I'm trying to set up docker with airflow. Every time I run airflow in docker I need to initialize the scheduler, for this, I have to get into the airflow container terminal and run airflow scheduler
every time, so I want to automatize this.
I have seen that it's common to use three containers for Airflow: Initialization, webserver, and scheduler.

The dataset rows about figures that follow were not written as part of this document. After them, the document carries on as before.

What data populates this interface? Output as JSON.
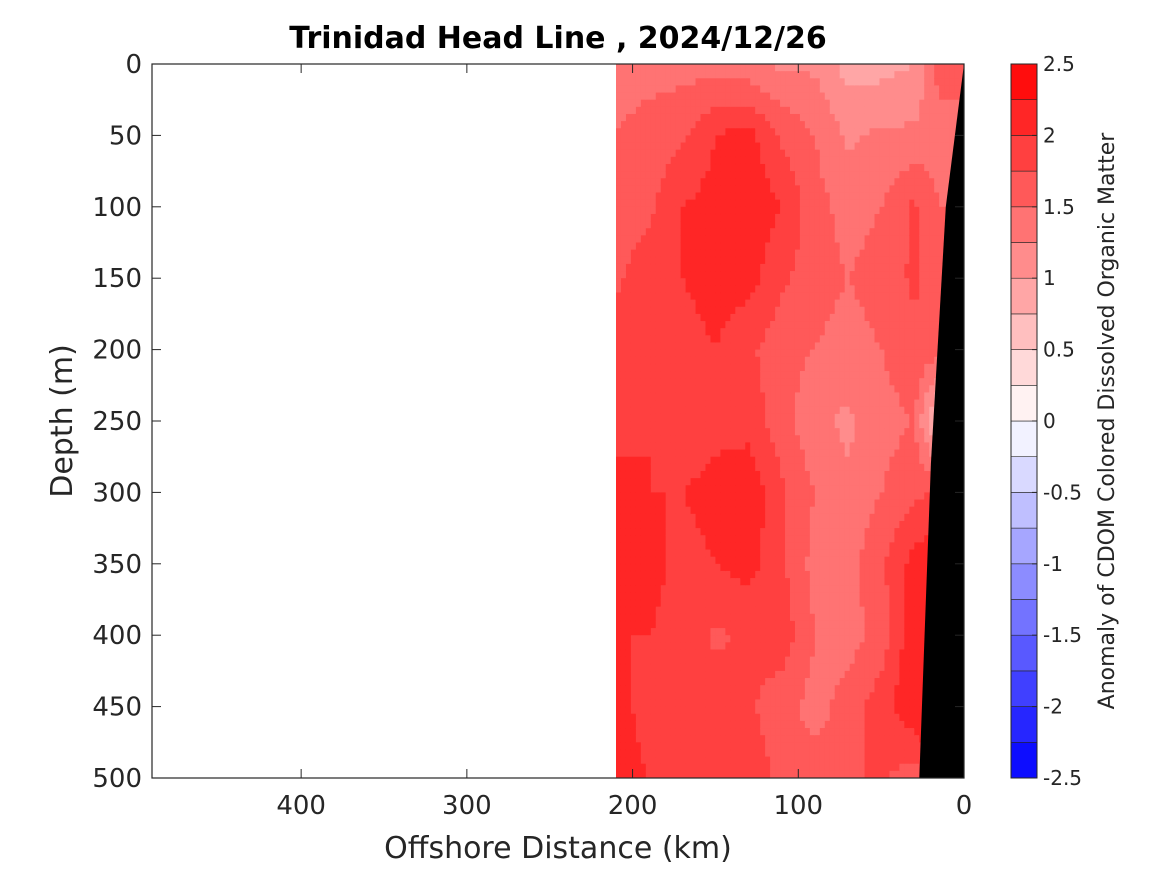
{
  "chart_data": {
    "type": "heatmap",
    "title": "Trinidad Head Line , 2024/12/26",
    "xlabel": "Offshore Distance (km)",
    "ylabel": "Depth (m)",
    "xlim": [
      490,
      0
    ],
    "ylim": [
      0,
      500
    ],
    "x_ticks": [
      400,
      300,
      200,
      100,
      0
    ],
    "y_ticks": [
      0,
      50,
      100,
      150,
      200,
      250,
      300,
      350,
      400,
      450,
      500
    ],
    "colorbar": {
      "label": "Anomaly of CDOM Colored Dissolved Organic Matter",
      "range": [
        -2.5,
        2.5
      ],
      "ticks": [
        -2.5,
        -2,
        -1.5,
        -1,
        -0.5,
        0,
        0.5,
        1,
        1.5,
        2,
        2.5
      ],
      "levels": [
        -2.5,
        -2.25,
        -2,
        -1.75,
        -1.5,
        -1.25,
        -1,
        -0.75,
        -0.5,
        -0.25,
        0,
        0.25,
        0.5,
        0.75,
        1,
        1.25,
        1.5,
        1.75,
        2,
        2.25,
        2.5
      ],
      "colormap": "blue-white-red"
    },
    "data_extent": {
      "x_range": [
        210,
        0
      ],
      "depth_range": [
        0,
        500
      ]
    },
    "bathymetry_color": "#000000",
    "anomaly_grid": {
      "x": [
        210,
        190,
        170,
        150,
        130,
        110,
        90,
        70,
        50,
        30,
        15
      ],
      "depth": [
        0,
        50,
        100,
        150,
        200,
        250,
        300,
        350,
        400,
        450,
        500
      ],
      "values": [
        [
          1.4,
          1.4,
          1.4,
          1.4,
          1.3,
          1.2,
          1.2,
          0.9,
          0.9,
          1.0,
          1.6
        ],
        [
          1.5,
          1.6,
          1.7,
          2.0,
          2.1,
          1.7,
          1.5,
          1.2,
          1.3,
          1.3,
          1.4
        ],
        [
          1.6,
          1.7,
          2.0,
          2.1,
          2.2,
          2.0,
          1.6,
          1.4,
          1.5,
          1.8,
          1.5
        ],
        [
          1.7,
          1.9,
          2.0,
          2.1,
          2.1,
          1.8,
          1.6,
          1.5,
          1.6,
          1.8,
          1.6
        ],
        [
          1.9,
          1.8,
          1.9,
          2.0,
          1.8,
          1.6,
          1.5,
          1.4,
          1.5,
          1.7,
          1.6
        ],
        [
          1.9,
          2.0,
          1.8,
          1.9,
          1.9,
          1.6,
          1.3,
          1.2,
          1.4,
          1.5,
          0.5
        ],
        [
          2.1,
          2.0,
          2.0,
          2.1,
          2.2,
          1.8,
          1.5,
          1.3,
          1.5,
          1.7,
          1.8
        ],
        [
          2.0,
          2.1,
          1.9,
          2.0,
          2.1,
          1.8,
          1.4,
          1.4,
          1.7,
          2.1,
          2.2
        ],
        [
          2.0,
          2.0,
          1.9,
          1.7,
          1.8,
          1.9,
          1.5,
          1.4,
          1.6,
          2.2,
          2.3
        ],
        [
          2.1,
          1.9,
          2.0,
          1.9,
          1.8,
          1.6,
          1.4,
          1.6,
          1.9,
          2.2,
          2.3
        ],
        [
          2.1,
          2.0,
          1.9,
          2.0,
          1.9,
          1.7,
          1.6,
          1.7,
          1.8,
          1.6,
          2.2
        ]
      ]
    }
  }
}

I tried to do this but it doesn't work because the dependency on the docker compose file only assures that one container starts after other, it doesn't wait for the first container to finish, hence my problem.
This is the docker compose file with airflow as three services:
version: '3.8'
services:
postgres:
image: postgres:15.3
environment:
POSTGRES_USER: admin
POSTGRES_PASSWORD: admin
POSTGRES_DB: postgres_db
volumes:
- ./postgres_data:/var/lib/postgresql/data
ports:
- "5432:5432"
networks:
- mynetwork
airflow-init:
build: ./airflow
command: >
bash -c "
airflow db init &&
airflow users create --username admin --password admin --firstname Admin --lastname User --role Admin --email admin@example.com
"
volumes:
- ./airflow/dags:/opt/airflow/dags
- ./csv data:/opt/csv_data
depends_on:
- postgres
networks:
- mynetwork
airflow-webserver:
build: ./airflow
command: airflow webserver
volumes:
- ./airflow/dags:/opt/airflow/dags
- ./csv data:/opt/csv_data
ports:
- 8080:8080
depends_on:
- airflow-init
- postgres
networks:
- mynetwork
airflow-scheduler:
build: ./airflow
command: airflow scheduler
volumes:
- ./airflow/dags:/opt/airflow/dags
- ./csv data:/opt/csv_data
depends_on:
- airflow-init
- postgres
networks:
- mynetwork
networks:
mynetwork:
driver: bridge
This is the docker compose file with airflow as one (the one that works, but I have to go to the airflow container terminal to execute airflow scheduler
):
version: '3.8'
services:
postgres:
image: postgres:15.3
environment:
POSTGRES_USER: admin
POSTGRES_PASSWORD: admin
POSTGRES_DB: postgres_db
volumes:
- ./postgres_data:/var/lib/postgresql/data
ports:
- "5432:5432"
networks:
- mynetwork
airflow:
build: ./airflow
command: >
bash -c "
airflow db init &&
airflow users create --username admin --password admin --firstname Admin --lastname User --role Admin --email admin@example.com &&
airflow webserver &&
airflow scheduler
"
volumes:
- ./airflow/dags:/opt/airflow/dags
- ./csv data:/opt/csv_data
ports:
- 8080:8080
depends_on:
- postgres
networks:
- mynetwork
networks:
mynetwork:
driver: bridge
The airflow scheduler logs:
2023-07-02 19:34:42 ERROR: You need to initialize the database. Please run `airflow db init`. Make sure the command is run using Airflow version 2.6.2.
The airflow webserver logs:
2023-07-02 19:34:40 ERROR: You need to initialize the database. Please run `airflow db init`. Make sure the command is run using Airflow version 2.6.2.
So, how can I fix this? Specifically, how can I run airflow without having to type airflow scheduler
in the terminal container each time?
As a piece of additional information, the Admin
user I created in airflow is because the default one (airflow:airflow
) doesn't work. I've tried to figure out why, but after a while cracking my head with that, I just decided to create a new user called Admin
.
EDIT:
I have been trying to use this basic Airflow cluster configuration for CeleryExecutor with Redis and PostgreSQL script as input, but without success.